The system prompt is never returned to the client. SSE events only carry text deltas and source metadata. The prompt is assembled and discarded server-side.
What this doesn't defend against
A determined adversary with hours and many tokens could likely find a jailbreak that works. This is acceptable — the chatbot holds no sensitive data, can only speak to publicly documentable facts about my work, and has a daily spend budget that limits the damage of sustained attacks.
Rate limiting design
Rate limiting uses Upstash Redis with a sliding window approach: 10 messages per IP per hour, 50 per IP per day. Upstash was chosen over a self-hosted Redis for two reasons: it has a generous free tier that covers this traffic level, and it's globally distributed with low-latency reads, which matters for a rate-limit check that sits in the hot path of every request.
IPs are hashed with SHA-256 before being used as Redis keys. This means no raw IP addresses are stored in any external system. The hash is one-way, so even if the Upstash account were compromised, no PII would be exposed.
The daily spend cap is a second layer of rate limiting — not per-IP, but global. If the day's Anthropic API spend exceeds the configured budget (default: $5), all chat requests receive a graceful degraded response rather than a 500. This prevents a traffic spike or a cost-blindness bug from running up an unexpected bill.
Streaming and latency
Responses stream via Server-Sent Events (SSE). The client opens a fetch() with the response body as a ReadableStream, reads chunks with a TextDecoder, and parses newline-delimited JSON events. Each content_block_delta event from Anthropic is forwarded immediately, so the user sees tokens appear in near-realtime.
The final SSE event carries source metadata — which corpus chunks were used — displayed as source chips below the response. This is sent after the stream completes so it doesn't interfere with the perceived streaming experience.

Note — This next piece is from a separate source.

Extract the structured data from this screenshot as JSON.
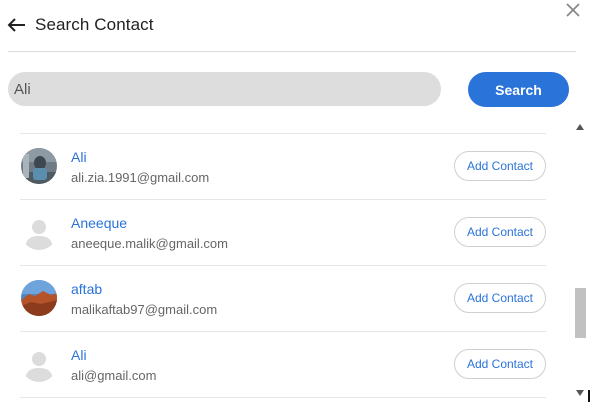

Cold start on Vercel serverless functions adds ~200–400ms to the first request. The embedding call (Voyage) and vector search (MongoDB Atlas) add ~300–600ms each, sequentially. Total pre-token latency on a warm function is typically 600–900ms — within the <1.5s target in the spec.
Conversation state
State is managed entirely on the client with React state. Nothing is persisted to a server, a database, or localStorage. Each request sends the last 6 messages of history along with the new message, giving Claude enough context to handle follow-up questions without a server-side session store.

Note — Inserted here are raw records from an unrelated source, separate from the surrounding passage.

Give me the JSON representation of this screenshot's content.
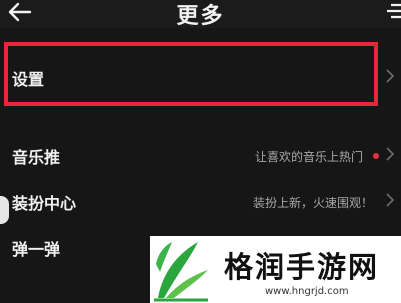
{
  "header": {
    "title": "更多",
    "back_icon": "back-arrow-icon",
    "right_icon": "menu-icon"
  },
  "rows": [
    {
      "label": "设置",
      "sub": "",
      "dot": false
    },
    {
      "label": "音乐推",
      "sub": "让喜欢的音乐上热门",
      "dot": true
    },
    {
      "label": "装扮中心",
      "sub": "装扮上新，火速围观！",
      "dot": false
    },
    {
      "label": "弹一弹",
      "sub": "",
      "dot": false
    }
  ],
  "watermark": {
    "title": "格润手游网",
    "url": "www.hngrjd.com"
  },
  "colors": {
    "background": "#161616",
    "highlight": "#e8253a",
    "dot": "#e8323c",
    "logo_green": "#2aa63c"
  }
}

The conversation is capped at 20 messages. After that, a reset prompt appears. This prevents the context window from growing unboundedly in long sessions and caps per-session token spend at a predictable maximum.
Trade-offs and what I'd do differently
No reranking. A production RAG system would add a cross-encoder reranker between vector retrieval and the LLM call — retrieve 20 candidates with ANN, rerank with a cross-encoder (e.g., Cohere Rerank), pass the top 5 to the LLM. This significantly improves retrieval precision for nuanced questions. I omitted it to keep the architecture simple and the latency under 1.5s.

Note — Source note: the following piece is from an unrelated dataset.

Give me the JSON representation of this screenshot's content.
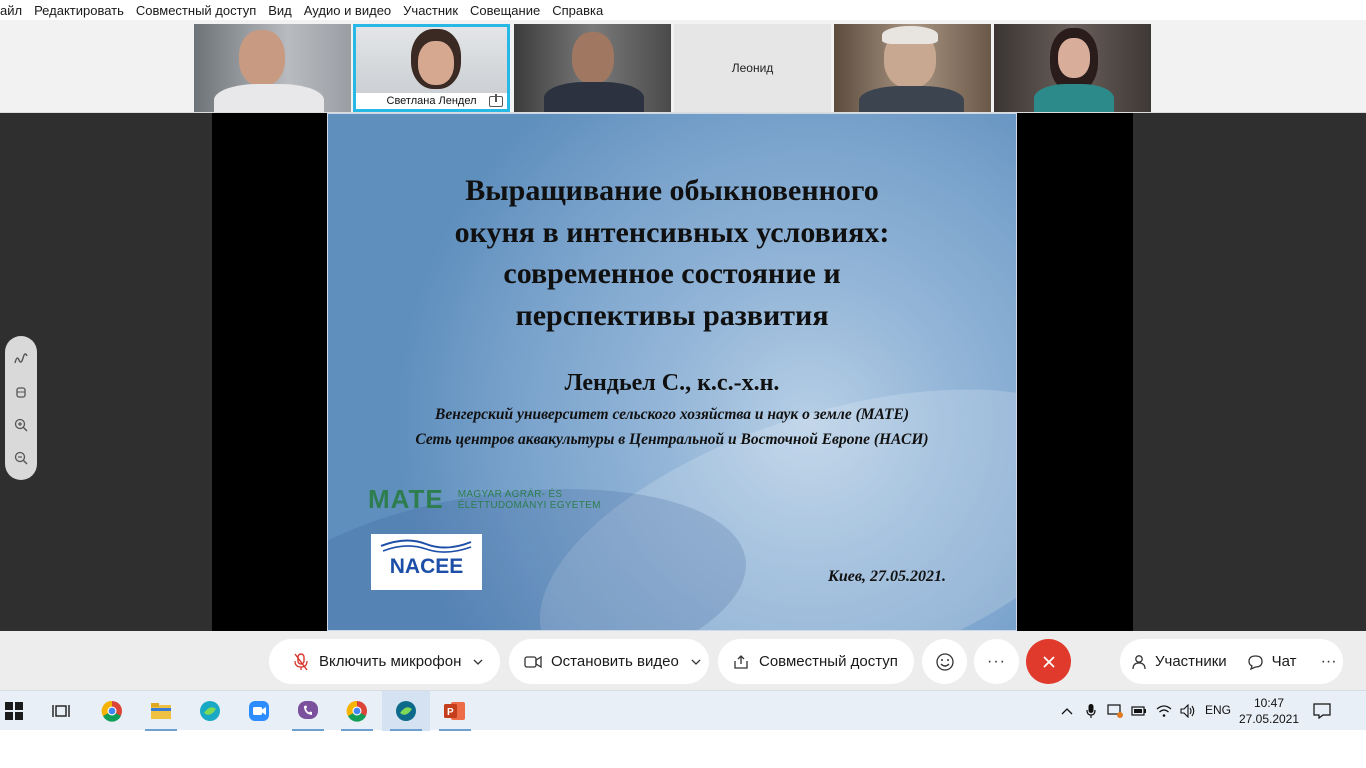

No hybrid search. Combining vector search with BM25 keyword search (MongoDB Atlas Search) would improve retrieval for exact-match queries like project names or specific dates. Vector search alone can miss obvious exact-match results if the embedding space doesn't cluster them tightly. This is a known limitation.
Corpus is static. The corpus is Markdown files checked into the repository. A more sophisticated system would have a CMS or a structured data format that separates content from code, making it easier for a non-engineer (or a future me) to update project details without touching the repository. For a personal portfolio, this is acceptable friction.